Why does gcc not give a warning at undefined behaviour in code inside?

Question

I just read this SO C++ FAQ about undefined behavior and sequence points and experimented a bit. In the following code gcc-4.5.2 gives me a warning only in the line mentioned in the code comment, although the one line before shows undefined behaviour too, doesn't it? You can't say which operand of addition is executed first (as + is no sequence point).

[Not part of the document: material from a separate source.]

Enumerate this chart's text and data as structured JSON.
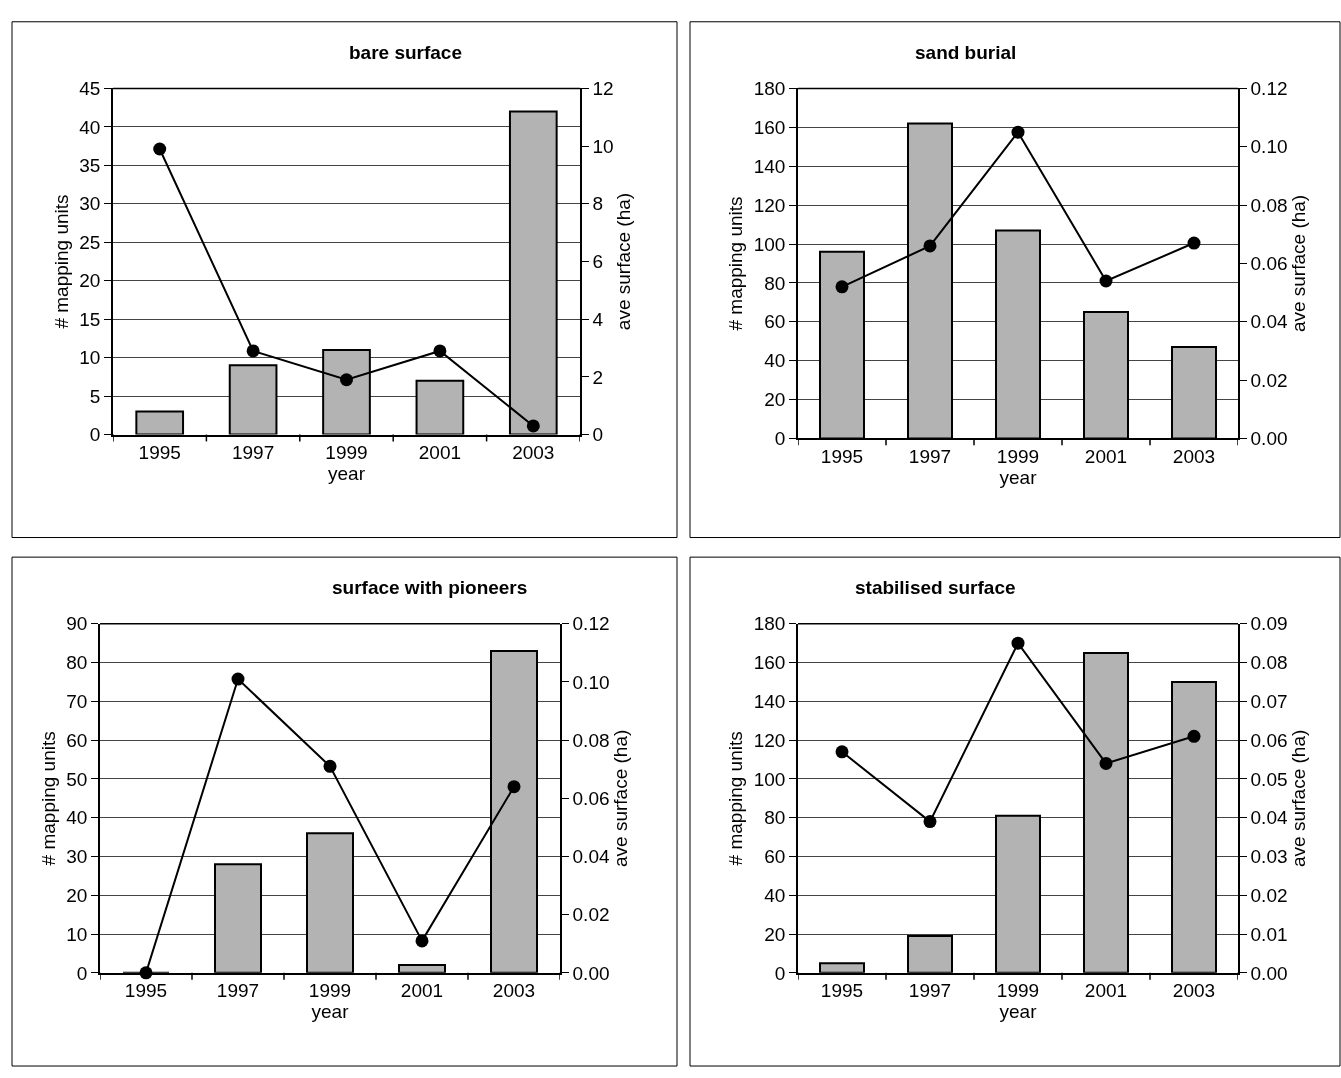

Why does gcc not give me a warning in this line too?

int i=0;
int j=0;

int foo(void) {
    i=1;
    return i;
}

int main(void) {
    i = i + foo(); 
    j = j + (j=1); //Here is a rightly warning
    return 0;
}

Thank you for helping.

Answer 1

The line i = i + foo(); in your program is unspecified but not undefined.

Compilers try to emit warnings without false positives (every time the compiler warn, there is a defect that the programmer should fix), or at least with very low rates of false positives. This means that in exchange, they have quite a few false negatives. In keeping with the same philosophy, compilers usually do not warn for unspecified behaviors.

To get a warning about your program, you should look into static analyzers, which are more aggressive about warnings, at the cost of slightly more false positives. Static analyzers can very well decide to warn about unspecified behaviors. Some of them even warn about defined behaviors that, although being defined, indicate that the programmer was probably confused.

Answer 2

It is visible to humans that calling foo() would alter i, but for a computer programme it is hard to see. It's just not designed to see this.

Answer 3

The behaviour of i = i + foo(); is unspecified but not undefined. Undefined means any possible behaviour is permitted, even aborting the program. Unspecified means either i is evaluated first, or foo(). Yes, foo writes to that same i, but since it happens in a separate statement, there is a sequence point before and after that store.